Unfortunately, this game is just beyond bad. It tries to fool you at first by having a beautiful menu and Ron Barr. Oh, you tricky, tricky Ron Barr. Anyway, the menus are very well done and attractive. That’s the best thing about this game… the menus. Does it tell you anything about the gameplay? Anyway, there are some deep options in the menu, including “build your own all-star team.” It takes too long, but it’s a good idea. Enough of this fluff, though, let’s play some baseball!

After you pick your teams, you only get a choice of grass, artificial turf fields, or a domed stadium. There are no real stadiums, though the ballparks the game uses parks that at least look like those that were around at the time, like Three Rivers Stadium in Pittsburgh, County Stadium in Milwaukee, or the SkyDome in Toronto.
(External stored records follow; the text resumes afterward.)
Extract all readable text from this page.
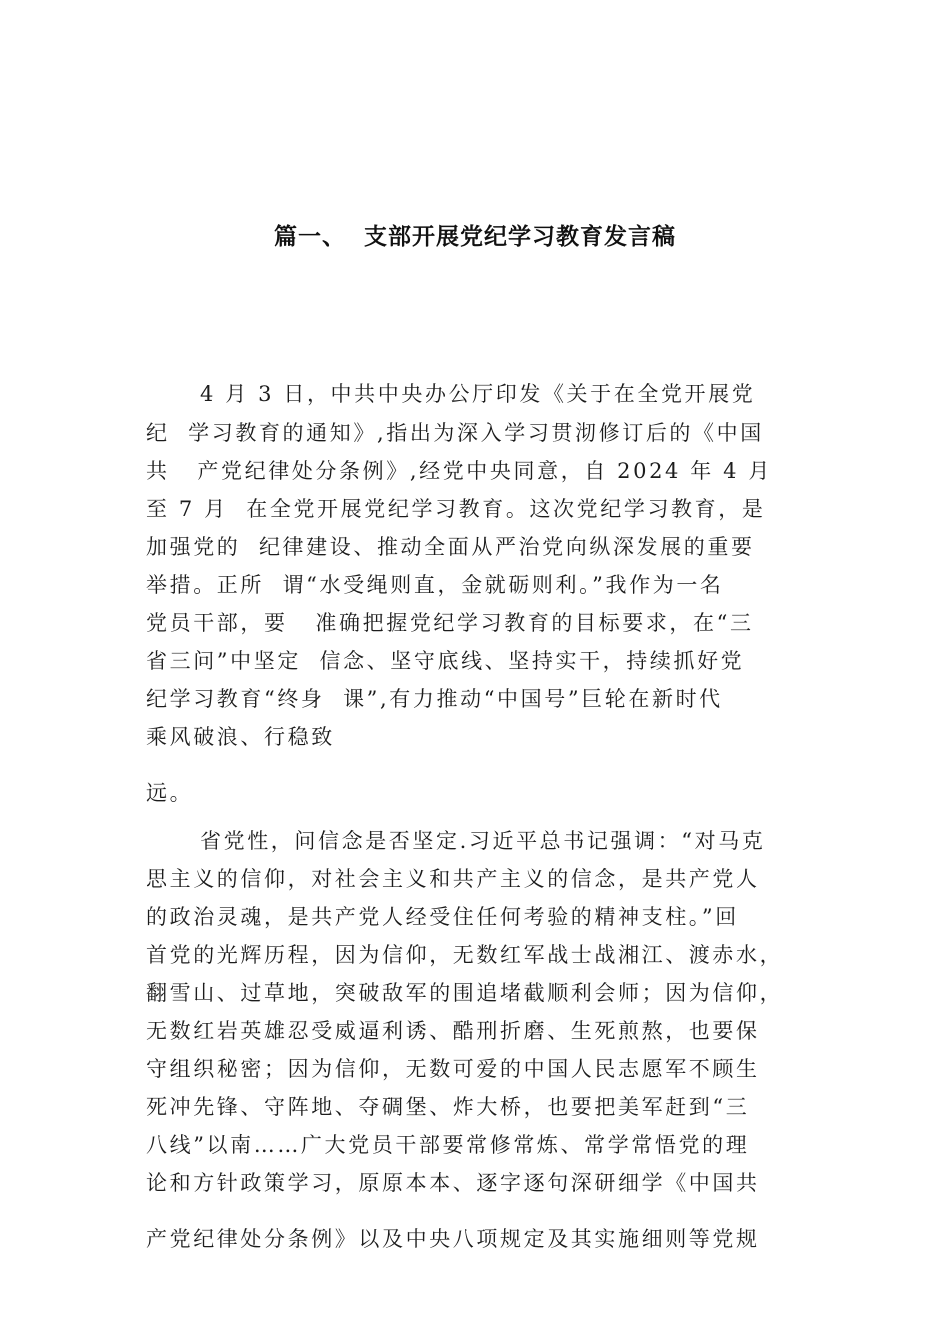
篇一、  支部开展党纪学习教育发言稿
4 月 3 日，中共中央办公厅印发《关于在全党开展党
纪  学习教育的通知》,指出为深入学习贯沏修订后的《中国
共   产党纪律处分条例》,经党中央同意，自 2024 年 4 月
至 7 月  在全党开展党纪学习教育。这次党纪学习教育，是
加强党的  纪律建设、推动全面从严治党向纵深发展的重要
举措。正所  谓“水受绳则直，金就砺则利。”我作为一名
党员干部，要   准确把握党纪学习教育的目标要求，在“三
省三问”中坚定  信念、坚守底线、坚持实干，持续抓好党
纪学习教育“终身  课”,有力推动“中国号”巨轮在新时代
乘风破浪、行稳致
远。
省党性，问信念是否坚定.习近平总书记强调：“对马克
思主义的信仰，对社会主义和共产主义的信念，是共产党人
的政治灵魂，是共产党人经受住任何考验的精神支柱。”回
首党的光辉历程，因为信仰，无数红军战士战湘江、渡赤水，
翻雪山、过草地，突破敌军的围追堵截顺利会师；因为信仰，
无数红岩英雄忍受威逼利诱、酷刑折磨、生死煎熬，也要保
守组织秘密；因为信仰，无数可爱的中国人民志愿军不顾生
死冲先锋、守阵地、夺碉堡、炸大桥，也要把美军赶到“三
八线”以南……广大党员干部要常修常炼、常学常悟党的理
论和方针政策学习，原原本本、逐字逐句深研细学《中国共
产党纪律处分条例》以及中央八项规定及其实施细则等党规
After that, you can turn injuries on or off (don’t you wish you could do that in your beer league softball every weekend!?), as well as the designated hitter.

So, you’re out on the field and it’s ninety-five degrees out. The national anthem plays when the whole team is on the baseline, and the ball game is about to begin! Too bad it’s. all. moving. in. slow. motion. What’s my number one quip about a game!? Can you freakin’ play it? Well the answer is… kind of. The players run (and the pitchers pitch) like they are missing a few sprites, and it’s quite irritating. It’s like it’s not very smooth enough.

But, the presentation is nice, like I stated before. The screen has a score, batting average, ERA, field mini map and balls, strikes, outs counter, the whole shebang. Also, I think this game has as wide, if not maybe a slightly wider of a view of the field than World Series Baseball. To compensate, the camera zooms in when you are up to bat. However, it is probably just as useful if you didn’t.

Which leads me to the biggest point of the game: It’s choppy. It’s choppy as all heck, and I think that without the blatant choppiness we could have a good game on our hands. But I think I want to talk about the pitching and batting controls first. They seem to have that World Series Baseball style of control, where you select what you want to pitch, and instead of speed you select the area of the pitch. Now, the area of this pitch is really general, and I found that many times I’d hit the direction, and nothing happened. I’d do it again, and then it goes way out in the direction that I pressed. Miraculously, it never led me to too many walks.

Another thing that is odd is the fielder selection, or the lack thereof. It’s automatic! Sometimes it can be a help, but there are always those times that you’ve got a fielder going in one direction towards the ball, the computer gives the control to the other guy, and he runs in the opposite direction. I think they keep the field small enough that this doesn’t cause a huge problem like in other games. I also don’t really understand the tips from LaRussa, they work in real baseball, but they’re not particularly useful here.

If you were to sit down at a bar with me and ask me what I thought of Tony LaRussa Baseball, I wouldn’t get “throw the bar stool at you” mad, but you would make me rather grumpy. I just don’t like this game very much, and it’s just not very good. We don’t have enough room in our collections for mediocre EA Sports games, let alone a baseball one.

Just stick to MVP Baseball 2005 for PS2 or Xbox (not backwards compatible, if you were wondering); it’s a lot more worthwhile. Mark Bussler of Classic Game Room got it right when he said: “can’t we use old EA Sports cartridges to plug up the oil spill in the gulf coast?.” Had he spoken about Bill Walsh College Football, I would have blown a blood vessel. This game, not so much.